Catheter for Clean Intermittent Catheterization
Catheter for Clean Intermittent Catheterization

Intermittent catheterization is also called "in and out" catheterization. It is also called "clean intermittent catheterization" (CIC). Because it is clean you don't need gloves and sterile preparation.

A catheter is inserted in the urethra 3 to 5 times a day. After you empty your bladder, you remove the catheter and throw it away. You or a caretaker can insert the catheter. You don't have to wear it all the time. This lowers the chance of infection. And these devices don't have a balloon like the indwelling catheter.

Older men and women can perform CIC and should be on a routine schedule. The amount of urine in the bladder should be 15 ounces or less. Catheterization may be needed four to five times a day. Most healthcare insurances and Medicare will pay for 4 catheters a day (120 a month).

Most IC catheters are straight. Some (called Coudé catheters) have a curved tip. It may be easier for a man to advance a curved tip past the prostate gland. Catheter lengths are 6 inches for women and 12 inches for men.

You can get catheters and other supplies, such as lubricant, packaged together. These packages are helpful if you need to use the catheter at work. Catheter supply companies deliver catheters and other supplies by mail.

Absorbent Products

Absorbent products such as pads and adult diapers are available for incontinence. There are many designs. Some pads or panty liners have adhesive strips that attach to underwear. There are also undergarments, adult briefs and protective underwear. There are guards and drip collection pouches for men.

These products all absorb urine leakage and they help protect the skin from urine accordingly, they keep urine from wetting clothing. Pads can be disposable or reusable.

Absorbent incontinence products are designed to absorb and hold urine. Feminine hygiene pads are designed to absorb blood, not urine. The advantage of using incontinence products is that the surface area is closest to the urethral opening, which is above the vaginal opening. The pads are super absorbent and they cause less skin irritation and fewer rashes. Reusable pads are made of cloth with a rayon or polyester core and helps urine absorb.

When choosing a product, consider ease of use. Consider whether you need to remove outer clothing to change the device. Also consider absorbency, the liner, and the materials. For example, outside coverings made of plastic may irritate skin. Cost is also a concern for many people.

Toilet Substitutes

Portable devices can be very helpful if you cannot get to a regular toilet. These devices include commode seats or bedside commodes. There are also bedpans and urinals.

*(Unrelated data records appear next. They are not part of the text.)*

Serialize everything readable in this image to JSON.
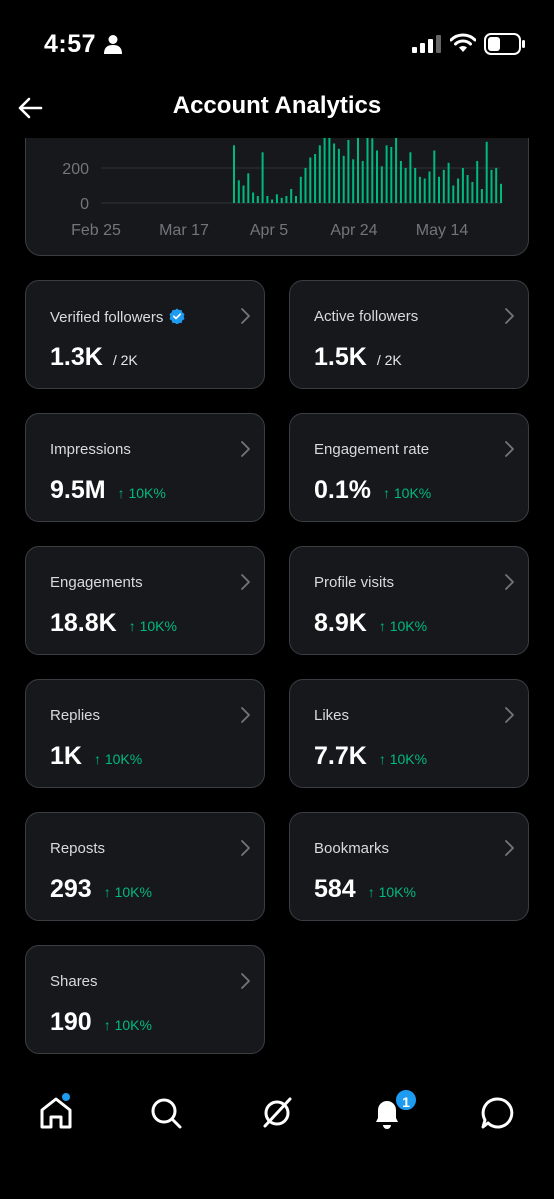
{
  "status_bar": {
    "time": "4:57"
  },
  "header": {
    "title": "Account Analytics"
  },
  "chart_data": {
    "type": "bar",
    "y_ticks": [
      "200",
      "0"
    ],
    "x_ticks": [
      "Feb 25",
      "Mar 17",
      "Apr 5",
      "Apr 24",
      "May 14"
    ],
    "color": "#00ba7c",
    "values": [
      330,
      130,
      100,
      170,
      60,
      40,
      290,
      40,
      20,
      50,
      30,
      40,
      80,
      40,
      150,
      200,
      260,
      280,
      330,
      380,
      400,
      340,
      310,
      270,
      360,
      250,
      380,
      240,
      400,
      370,
      300,
      210,
      330,
      320,
      380,
      240,
      200,
      290,
      200,
      150,
      140,
      180,
      300,
      150,
      190,
      230,
      100,
      140,
      200,
      160,
      120,
      240,
      80,
      350,
      190,
      200,
      110
    ]
  },
  "cards": [
    {
      "label": "Verified followers",
      "value": "1.3K",
      "sub": "/ 2K",
      "change": "",
      "verified": true
    },
    {
      "label": "Active followers",
      "value": "1.5K",
      "sub": "/ 2K",
      "change": ""
    },
    {
      "label": "Impressions",
      "value": "9.5M",
      "sub": "",
      "change": "↑ 10K%"
    },
    {
      "label": "Engagement rate",
      "value": "0.1%",
      "sub": "",
      "change": "↑ 10K%"
    },
    {
      "label": "Engagements",
      "value": "18.8K",
      "sub": "",
      "change": "↑ 10K%"
    },
    {
      "label": "Profile visits",
      "value": "8.9K",
      "sub": "",
      "change": "↑ 10K%"
    },
    {
      "label": "Replies",
      "value": "1K",
      "sub": "",
      "change": "↑ 10K%"
    },
    {
      "label": "Likes",
      "value": "7.7K",
      "sub": "",
      "change": "↑ 10K%"
    },
    {
      "label": "Reposts",
      "value": "293",
      "sub": "",
      "change": "↑ 10K%"
    },
    {
      "label": "Bookmarks",
      "value": "584",
      "sub": "",
      "change": "↑ 10K%"
    },
    {
      "label": "Shares",
      "value": "190",
      "sub": "",
      "change": "↑ 10K%"
    }
  ],
  "bottom_nav": {
    "items": [
      "home-icon",
      "search-icon",
      "grok-icon",
      "notifications-icon",
      "messages-icon"
    ],
    "notification_count": "1"
  }
}
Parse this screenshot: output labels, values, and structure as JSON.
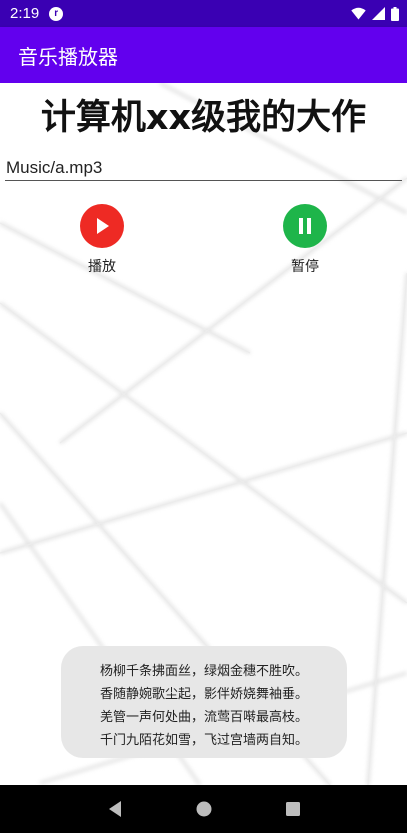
{
  "status_bar": {
    "time": "2:19",
    "notification_icon": "record-icon",
    "wifi_icon": "wifi-icon",
    "signal_icon": "signal-icon",
    "battery_icon": "battery-icon"
  },
  "app_bar": {
    "title": "音乐播放器"
  },
  "main": {
    "headline": "计算机xx级我的大作",
    "file_path": "Music/a.mp3",
    "play_label": "播放",
    "pause_label": "暂停",
    "colors": {
      "play": "#ee2a24",
      "pause": "#1eb54a",
      "accent": "#6200ee"
    }
  },
  "toast": {
    "lines": [
      "杨柳千条拂面丝，绿烟金穗不胜吹。",
      "香随静婉歌尘起，影伴娇娆舞袖垂。",
      "羌管一声何处曲，流莺百啭最高枝。",
      "千门九陌花如雪，飞过宫墙两自知。"
    ]
  },
  "nav_bar": {
    "back_icon": "back-triangle-icon",
    "home_icon": "home-circle-icon",
    "recents_icon": "recents-square-icon"
  }
}
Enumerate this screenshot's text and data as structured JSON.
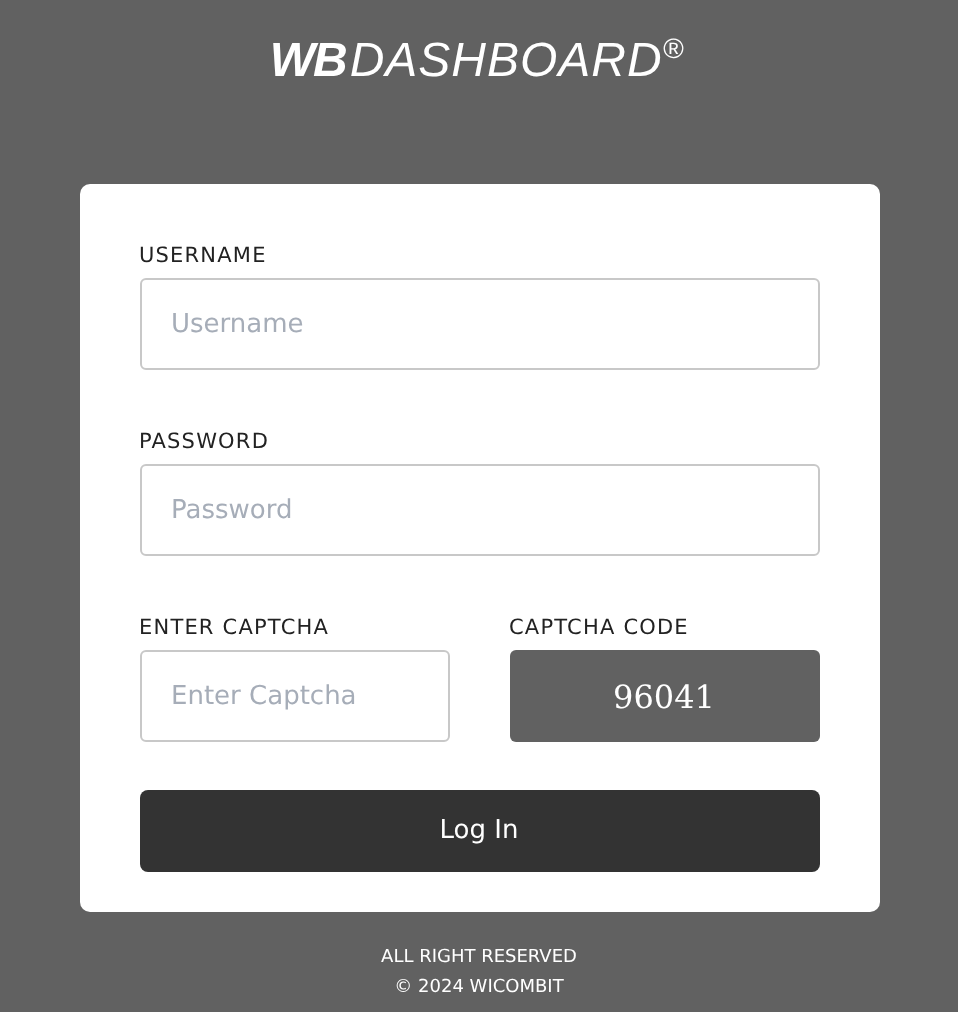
{
  "logo": "**WB**DASHBOARD$^{®}$",
  "fields": [
    {
      "label": "USERNAME",
      "placeholder": "Username"
    },
    {
      "label": "PASSWORD",
      "placeholder": "Password"
    }
  ],
  "captcha": {
    "label": "ENTER CAPTCHA",
    "placeholder": "Enter Captcha",
    "code_label": "CAPTCHA CODE",
    "code": "96041"
  },
  "button": "Log In",
  "footer": [
    "ALL RIGHT RESERVED",
    "© 2024 WICOMBIT"
  ]
}
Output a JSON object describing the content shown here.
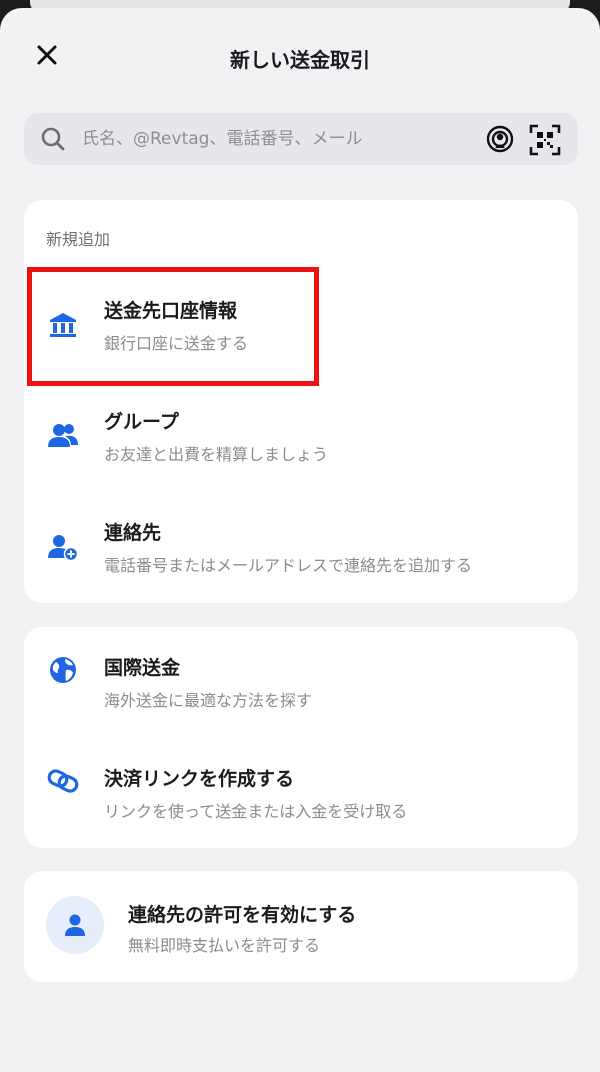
{
  "header": {
    "title": "新しい送金取引"
  },
  "search": {
    "placeholder": "氏名、@Revtag、電話番号、メール"
  },
  "new_section": {
    "label": "新規追加",
    "items": [
      {
        "title": "送金先口座情報",
        "subtitle": "銀行口座に送金する",
        "icon": "bank-icon"
      },
      {
        "title": "グループ",
        "subtitle": "お友達と出費を精算しましょう",
        "icon": "group-icon"
      },
      {
        "title": "連絡先",
        "subtitle": "電話番号またはメールアドレスで連絡先を追加する",
        "icon": "add-contact-icon"
      }
    ]
  },
  "transfer_section": {
    "items": [
      {
        "title": "国際送金",
        "subtitle": "海外送金に最適な方法を探す",
        "icon": "globe-icon"
      },
      {
        "title": "決済リンクを作成する",
        "subtitle": "リンクを使って送金または入金を受け取る",
        "icon": "link-icon"
      }
    ]
  },
  "permission": {
    "title": "連絡先の許可を有効にする",
    "subtitle": "無料即時支払いを許可する",
    "icon": "person-icon"
  },
  "colors": {
    "accent": "#1f66e5",
    "highlight": "#ee1111",
    "background": "#f2f2f5",
    "card": "#ffffff"
  }
}
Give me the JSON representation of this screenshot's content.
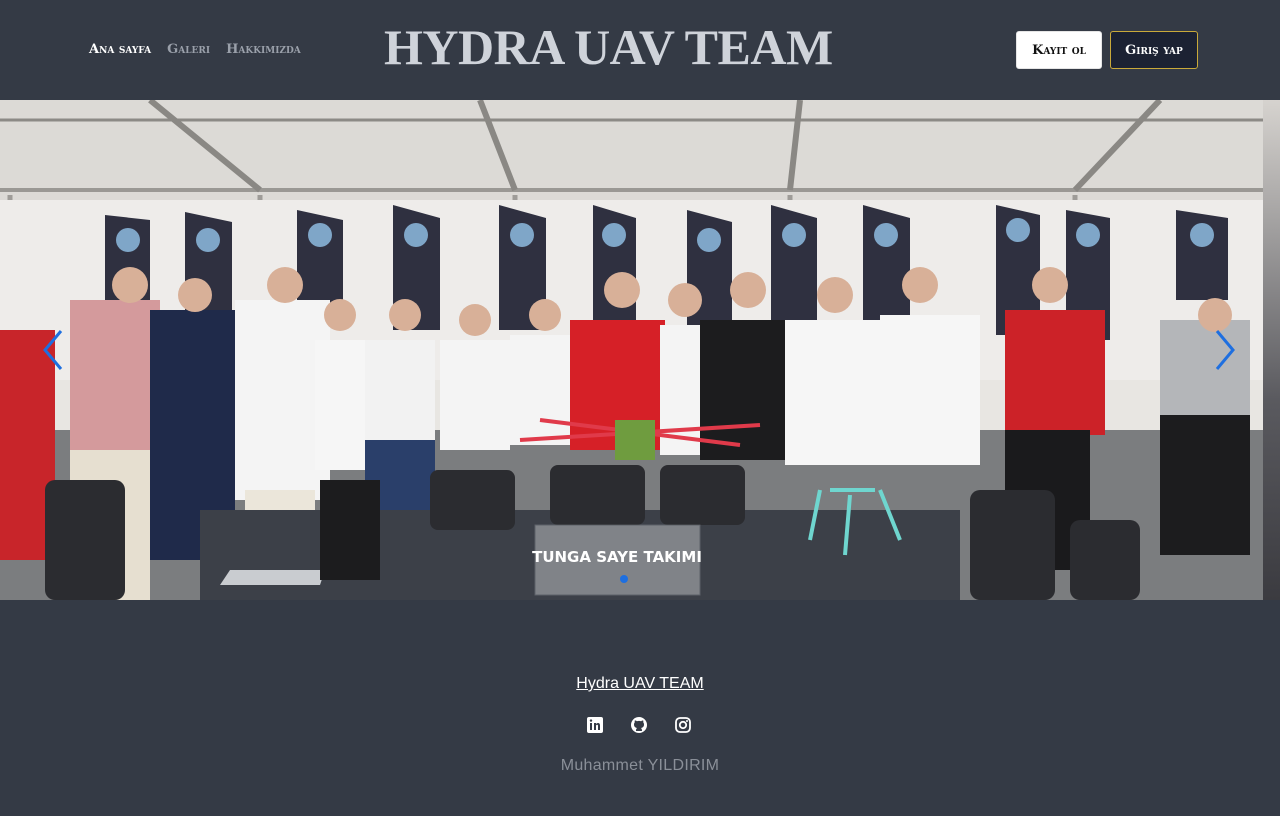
{
  "header": {
    "nav": [
      {
        "label": "Ana sayfa",
        "active": true
      },
      {
        "label": "Galeri",
        "active": false
      },
      {
        "label": "Hakkımızda",
        "active": false
      }
    ],
    "brand": "HYDRA UAV TEAM",
    "register_label": "Kayıt ol",
    "login_label": "Giriş yap"
  },
  "carousel": {
    "slide_caption": "TUNGA SAYE TAKIMI",
    "prev_icon": "chevron-left-icon",
    "next_icon": "chevron-right-icon",
    "accent": "#1e6fe0"
  },
  "footer": {
    "team_link": "Hydra UAV TEAM",
    "social_icons": [
      "linkedin-icon",
      "github-icon",
      "instagram-icon"
    ],
    "credit": "Muhammet YILDIRIM"
  }
}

A bedside commode is placed close to the bed. It is easy to use at night or on a floor of the house with no bathroom. When choosing a commode you should consider its height and weight, how easy it is to empty, seat type, and cost. A soft surface may be more comfortable.

There are also raised seats (toilet raisers) that can help you get up and down from a regular toilet on your own.

Bedpans are usually not very effective or comfortable. Special fracture pans can help if you are recovering from surgery and can't get out of bed.

Urinals (plastic jug-type devices) are useful if you cannot move easily. You urinate into these devices directly. They can help when restrooms are not accessible. They are also useful when traveling. And they are an option if you are confined to a bed or chair. Most urinals, such as the newer spill proof ones, are easier for men to use. Urinals for women are not as easy to use.

Skin Care Products

If you are using incontinence devices or products, you may need skin care. Over time, urine leakage can cause skin breakdown, rash and redness. Urine on your skin can lead to bacteria growth and infection.

Soaps, skin products, topical antimicrobials, cleansers and skin barrier products can all help if used properly. Frequent washing with soap and water can dry out your skin. Rinses or cleansers made to remove urine may be better for washing the skin around the urethra.

Disposable wipes or wash clothes rather than toilet tissue may help keep your skin healthy. Moisturizing creams, lotions or pastes keep the skin moist. They seal in or add moisture. Barrier products protect the skin from contact with moisture. They lower friction from absorbent incontinence products.